8. **Secrets never live raw in DB rows or images.** Use `integration_secrets` (AES-256-GCM, key rotation). Inject via `.env` / Docker secrets.

## Model strategy (verified OpenRouter slugs, May 2026)
- `anthropic/claude-opus-4.7` — heavy reasoning, edge-case escalation
- `anthropic/claude-sonnet-4.6` — default drafting/research
- `anthropic/claude-haiku-4.5` — high-volume cheap work (scoring, classification)
Tier per skill, not per agent. Pin slugs in production; floating aliases (`anthropic/claude-sonnet`) only in dev.

## Design & UX
All UI must follow `docs/design-system.md`: flat, calm, operational; two font weights (400/500); sentence case; semantic status colours (never colour alone); WCAG 2.2 AA; mandatory dark mode. Build shared Blade components (`<x-badge>`, `<x-agent-card>`, `<x-approval-item>`) so consistency is structural, not copy-paste. The approval flow is the hero surface — fast, scannable, unambiguous about what will send.

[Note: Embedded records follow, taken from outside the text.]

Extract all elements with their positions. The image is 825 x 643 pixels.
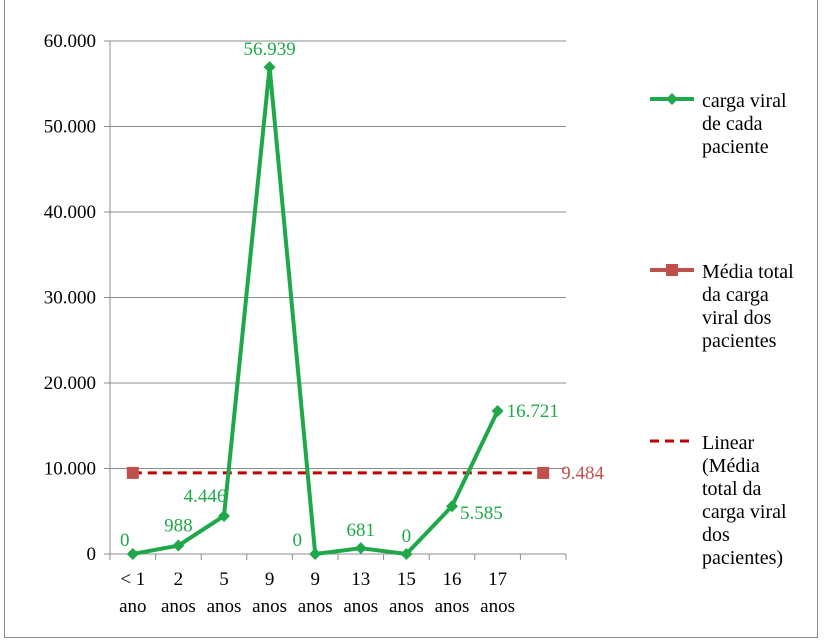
x-tick-label-unit: anos (480, 596, 515, 617)
legend-label: pacientes) (702, 547, 783, 569)
y-tick-label: 0 (87, 544, 97, 565)
chart-frame (4, 0, 818, 638)
y-tick-label: 40.000 (44, 202, 96, 223)
x-axis-tick-labels: < 1 ano 2 anos 5 anos 9 anos 9 anos 13 anos 15 anos 16… (119, 569, 515, 617)
x-tick-label-unit: anos (298, 596, 333, 617)
average-marker (537, 466, 550, 479)
legend-label: dos (702, 524, 730, 546)
x-tick-label: < 1 (120, 569, 145, 590)
y-tick-label: 50.000 (44, 117, 96, 138)
x-tick-label-unit: anos (252, 596, 287, 617)
data-label: 0 (402, 526, 412, 547)
data-label: 5.585 (460, 503, 503, 524)
legend-label: carga viral (702, 90, 787, 112)
viral-load-point (172, 539, 185, 552)
viral-load-point (263, 61, 276, 74)
viral-load-point (491, 405, 504, 418)
legend-label: paciente (702, 136, 769, 158)
x-tick-label: 13 (351, 569, 370, 590)
legend-label: pacientes (702, 330, 777, 352)
x-tick-label: 9 (265, 569, 275, 590)
x-tick-label: 16 (443, 569, 462, 590)
viral-load-line (132, 65, 500, 556)
x-tick-label-unit: ano (119, 596, 146, 617)
data-label: 9.484 (561, 463, 604, 484)
data-label: 681 (347, 520, 376, 541)
legend-label: da carga (702, 284, 769, 306)
data-label: 56.939 (243, 39, 295, 60)
legend-key-marker (666, 93, 678, 105)
legend-key-marker (666, 264, 678, 276)
data-label: 16.721 (507, 401, 559, 422)
legend-label: (Média (702, 455, 760, 477)
viral-load-point (218, 509, 230, 522)
y-tick-label: 60.000 (44, 31, 96, 52)
legend-label: viral dos (702, 307, 772, 329)
series-layer (126, 61, 550, 560)
legend-label: total da (702, 478, 762, 500)
x-tick-label-unit: anos (435, 596, 470, 617)
x-tick-label: 17 (488, 569, 507, 590)
legend-label: Linear (702, 432, 755, 454)
data-label: 988 (164, 516, 193, 537)
viral-load-point (446, 500, 458, 513)
legend-label: de cada (702, 113, 763, 135)
y-tick-label: 20.000 (44, 373, 96, 394)
legend-label: Média total (702, 261, 794, 283)
x-tick-label-unit: anos (389, 596, 424, 617)
viral-load-point (354, 542, 367, 555)
x-tick-label-unit: anos (343, 596, 378, 617)
x-tick-label: 15 (397, 569, 416, 590)
data-label: 0 (292, 530, 302, 551)
data-label: 0 (120, 530, 130, 551)
average-marker (126, 466, 139, 479)
y-axis-tick-labels: 0 10.000 20.000 30.000 40.000 50.000 60.000 (44, 31, 96, 565)
x-tick-label-unit: anos (161, 596, 196, 617)
y-tick-label: 30.000 (44, 288, 96, 309)
data-labels: 0 988 4.446 56.939 0 681 0 5.585 16.721 9.484 (120, 39, 604, 551)
x-tick-label: 2 (174, 569, 184, 590)
viral-load-point (400, 548, 413, 560)
viral-load-point (126, 548, 139, 560)
legend-label: carga viral (702, 501, 787, 523)
x-tick-label: 5 (219, 569, 229, 590)
axes (104, 40, 567, 560)
viral-load-point (309, 548, 322, 560)
x-tick-label-unit: anos (207, 596, 242, 617)
x-tick-label: 9 (310, 569, 320, 590)
y-tick-label: 10.000 (44, 459, 96, 480)
gridlines (110, 40, 566, 469)
data-label: 4.446 (184, 486, 227, 507)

## Build order (follow this sequence)
1. Docker Compose + Laravel skeleton + multi-company auth + global scopes
2. All migrations (see `docs/PRD.md` §4 — including agent_runs, sequences, idempotency_keys, integration_secrets)
3. OpenRouter service + usage/cost capture + atomic budget guard
4. Skills engine (typed: context/evaluator/transformer/tool)
5. Agent engine (pipeline executor + agent_runs)
6. Approval workflow (queue jobs + Slack Block Kit + signature verify + expiry)
7. Idempotency layer
8. Memory manager + retention purge
9. Event/webhook system (dedup_hash, dispatcher)
10. Sales agent (ICP, sequences data, Apollo + Pipedrive + Mailblaze + Gmail/IMAP)
11. UI (dashboard, config, approvals, sequences, observability) per design-system.md
12. Playground, audit, notifications, dead-letter/needs-attention surface

## Conventions
- Service classes in `app/Services/{Agent,LLM,Skills}`. Keep them fully implemented — no stubs or TODO placeholders.
- Every company-owned model gets a global scope for `company_id`.
- Jobs are idempotent and safe to retry.
- Write a feature test alongside each service (Pest preferred).
- Commit in small, logical units with clear messages.

## How to work in this repo
- Read `docs/PRD.md` and `docs/design-system.md` before starting a new area.
- When you finish a build-order step, summarise what changed and what's next.
- If a spec detail is ambiguous, ask rather than guess — especially on the architecture rules above.